Facts: Petitioner Ernesto Mercado and Private respondent Eduardo Manzano are candidates for the position of Vice-Mayor of Makati City in the May, 1998 elections. Private respondent was the winner of the said election but the proclamation was suspended due to the petition of Ernesto Mamaril regarding the citizenship of private respondent. Mamaril alleged that the private respondent is not a citizen of the Philippines but of the United States. COMELEC granted the petition and disqualified the private respondent for being a dual citizen, pursuant to the Local Government code that provides that persons who possess dual citizenship are disqualified from running any public position. Private respondent filed a motion for reconsideration which remained pending until after election. Petitioner sought to intervene in the case for disqualification. COMELEC reversed the decision and declared private respondent qualified to run for the position. Pursuant to the ruling of the COMELEC, the board of canvassers proclaimed private respondent as vice mayor. This petition sought the reversal of the resolution of the COMELEC and to declare the private respondent disqualified to hold the office of the vice mayor of Makati.

Issue: Whether or Not private respondent is qualified to hold office as Vice-Mayor.

Held: Dual citizenship is different from dual allegiance. The former arises when, as a result of the concurrent application of the different laws of two or more states, a person is simultaneously considered a national by the said states. For instance, such a situation may arise when a person whose parents are citizens of a state which adheres to the principle of jus sanguinis is born in a state which follows the doctrine of jus soli. Private respondent is considered as a dual citizen because he is born of Filipino parents but was born in San Francisco, USA. Such a person, ipso facto and without any voluntary act on his part, is concurrently considered a citizen of both states. Considering the citizenship clause (Art. IV) of our Constitution, it is possible for the following classes of citizens of the Philippines to posses dual citizenship: (1) Those born of Filipino fathers and/or mothers in foreign countries which follow the principle of jus soli; (2) Those born in the Philippines of Filipino mothers and alien fathers if by the laws of their fathers country such children are citizens of that country; (3) Those who marry aliens if by the laws of the latters country the former are considered citizens, unless by their act or omission they are deemed to have renounced Philippine citizenship.

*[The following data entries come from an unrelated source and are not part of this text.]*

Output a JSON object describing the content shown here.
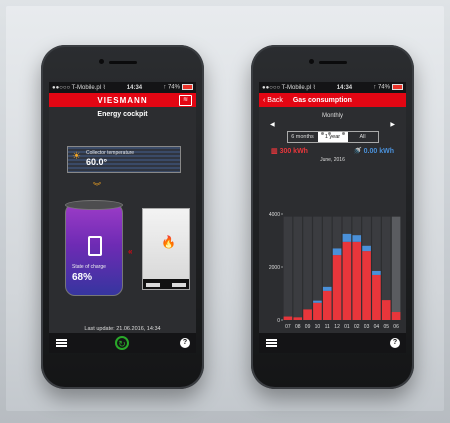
{
  "status_bar": {
    "carrier": "●●○○○ T-Mobile.pl ⌇",
    "time": "14:34",
    "battery": "↑ 74%"
  },
  "left": {
    "brand": "VIESMANN",
    "title": "Energy cockpit",
    "collector_label": "Collector temperature",
    "collector_value": "60.0°",
    "soc_label": "State of charge",
    "soc_value": "68%",
    "last_update": "Last update: 21.06.2016, 14:34"
  },
  "right": {
    "back_label": "Back",
    "nav_title": "Gas consumption",
    "period_label": "Monthly",
    "tabs": [
      "6 months",
      "1 year",
      "All"
    ],
    "selected_tab": "1 year",
    "gas_value": "300 kWh",
    "dhw_value": "0.00 kWh",
    "current_period": "June, 2016",
    "gas_color": "#e8363b",
    "dhw_color": "#4a90d9"
  },
  "chart_data": {
    "type": "bar",
    "title": "",
    "categories": [
      "07",
      "08",
      "09",
      "10",
      "11",
      "12",
      "01",
      "02",
      "03",
      "04",
      "05",
      "06"
    ],
    "series": [
      {
        "values": [
          130,
          100,
          400,
          650,
          1100,
          2450,
          2950,
          2950,
          2600,
          1700,
          750,
          300
        ]
      },
      {
        "values": [
          0,
          0,
          0,
          80,
          150,
          250,
          300,
          250,
          200,
          150,
          0,
          0
        ]
      }
    ],
    "max_bars": [
      3900,
      3900,
      3900,
      3900,
      3900,
      3900,
      3900,
      3900,
      3900,
      3900,
      3900,
      3900
    ],
    "yticks": [
      "0",
      "2000",
      "4000"
    ],
    "ylim": [
      0,
      4000
    ],
    "grid": false
  }
}
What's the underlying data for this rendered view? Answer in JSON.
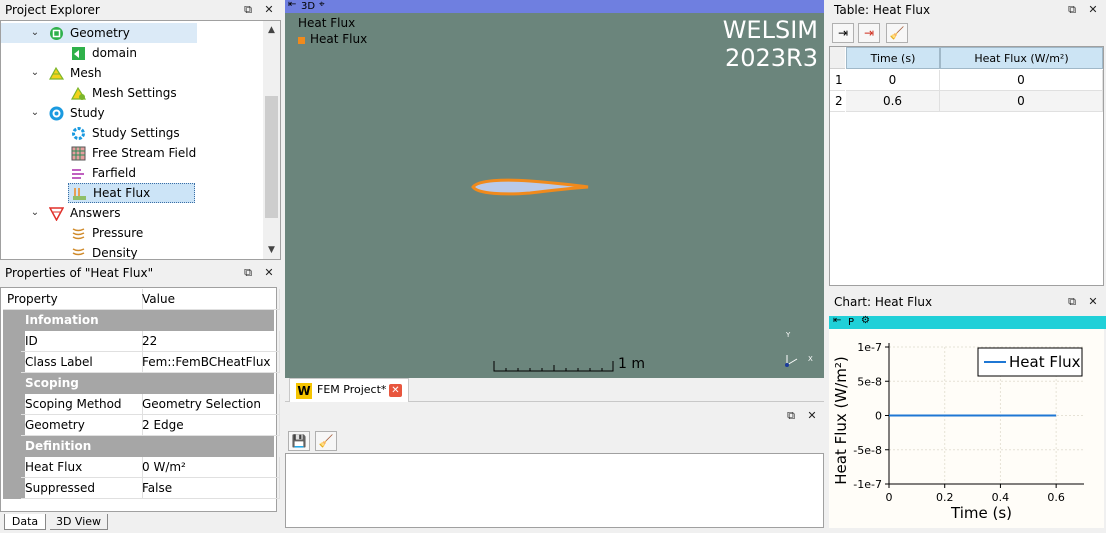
{
  "project_explorer": {
    "title": "Project Explorer",
    "items": [
      {
        "label": "Geometry"
      },
      {
        "label": "domain"
      },
      {
        "label": "Mesh"
      },
      {
        "label": "Mesh Settings"
      },
      {
        "label": "Study"
      },
      {
        "label": "Study Settings"
      },
      {
        "label": "Free Stream Field"
      },
      {
        "label": "Farfield"
      },
      {
        "label": "Heat Flux"
      },
      {
        "label": "Answers"
      },
      {
        "label": "Pressure"
      },
      {
        "label": "Density"
      }
    ]
  },
  "properties": {
    "title": "Properties of \"Heat Flux\"",
    "header": {
      "property": "Property",
      "value": "Value"
    },
    "rows": [
      {
        "group": "Infomation"
      },
      {
        "name": "ID",
        "value": "22"
      },
      {
        "name": "Class Label",
        "value": "Fem::FemBCHeatFlux"
      },
      {
        "group": "Scoping"
      },
      {
        "name": "Scoping Method",
        "value": "Geometry Selection"
      },
      {
        "name": "Geometry",
        "value": "2 Edge"
      },
      {
        "group": "Definition"
      },
      {
        "name": "Heat Flux",
        "value": "0 W/m²"
      },
      {
        "name": "Suppressed",
        "value": "False"
      }
    ]
  },
  "bottom_tabs": {
    "data": "Data",
    "view3d": "3D View"
  },
  "viewport": {
    "toolbar_label": "3D",
    "heading": "Heat Flux",
    "legend": "Heat Flux",
    "brand_line1": "WELSIM",
    "brand_line2": "2023R3",
    "scale_label": "1 m",
    "shape_fill": "#b9c9e8",
    "shape_stroke": "#f08a1c"
  },
  "document_tab": {
    "label": "FEM Project*"
  },
  "table": {
    "title": "Table: Heat Flux",
    "columns": [
      "Time (s)",
      "Heat Flux (W/m²)"
    ],
    "rows": [
      {
        "index": "1",
        "time": "0",
        "flux": "0"
      },
      {
        "index": "2",
        "time": "0.6",
        "flux": "0"
      }
    ]
  },
  "chart_panel": {
    "title": "Chart: Heat Flux",
    "toolbar_p": "P"
  },
  "chart_data": {
    "type": "line",
    "xlabel": "Time (s)",
    "ylabel": "Heat Flux (W/m²)",
    "xlim": [
      0,
      0.7
    ],
    "ylim": [
      -1e-07,
      1e-07
    ],
    "x_ticks": [
      "0",
      "0.2",
      "0.4",
      "0.6"
    ],
    "x_tick_values": [
      0,
      0.2,
      0.4,
      0.6
    ],
    "y_ticks": [
      "1e-7",
      "5e-8",
      "0",
      "-5e-8",
      "-1e-7"
    ],
    "y_tick_values": [
      1e-07,
      5e-08,
      0,
      -5e-08,
      -1e-07
    ],
    "series": [
      {
        "name": "Heat Flux",
        "x": [
          0,
          0.6
        ],
        "y": [
          0,
          0
        ],
        "color": "#1f77d4"
      }
    ],
    "legend_position": "top-right",
    "grid": true
  }
}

Dual allegiance, on the other hand, refers to the situation in which a person

simultaneously owes, by some positive act, loyalty to two or more states. While dual citizenship is involuntary, dual allegiance is the result of an individuals volition. By filing a certificate of candidacy when he ran for his present post, private respondent elected Philippine citizenship and in effect renounced his American citizenship. The filing of such certificate of candidacy sufficed to renounce his American citizenship, effectively removing any disqualification he might have as a dual citizen. By declaring in his certificate of candidacy that he is a Filipino citizen; that he is not a permanent resident or immigrant of another country; that he will defend and support the Constitution of the Philippines and bear true faith and allegiance thereto and that he does so without mental reservation, private respondent has, as far as the laws of this country are concerned, effectively repudiated his American citizenship and anything which he may have said before as a dual citizen. On the other hand, private respondents oath of allegiance to the Philippine, when considered with the fact that he has spent his youth and adulthood, received his education, practiced his profession as an artist, and taken part in past elections in this country, leaves no doubt of his election of Philippine citizenship.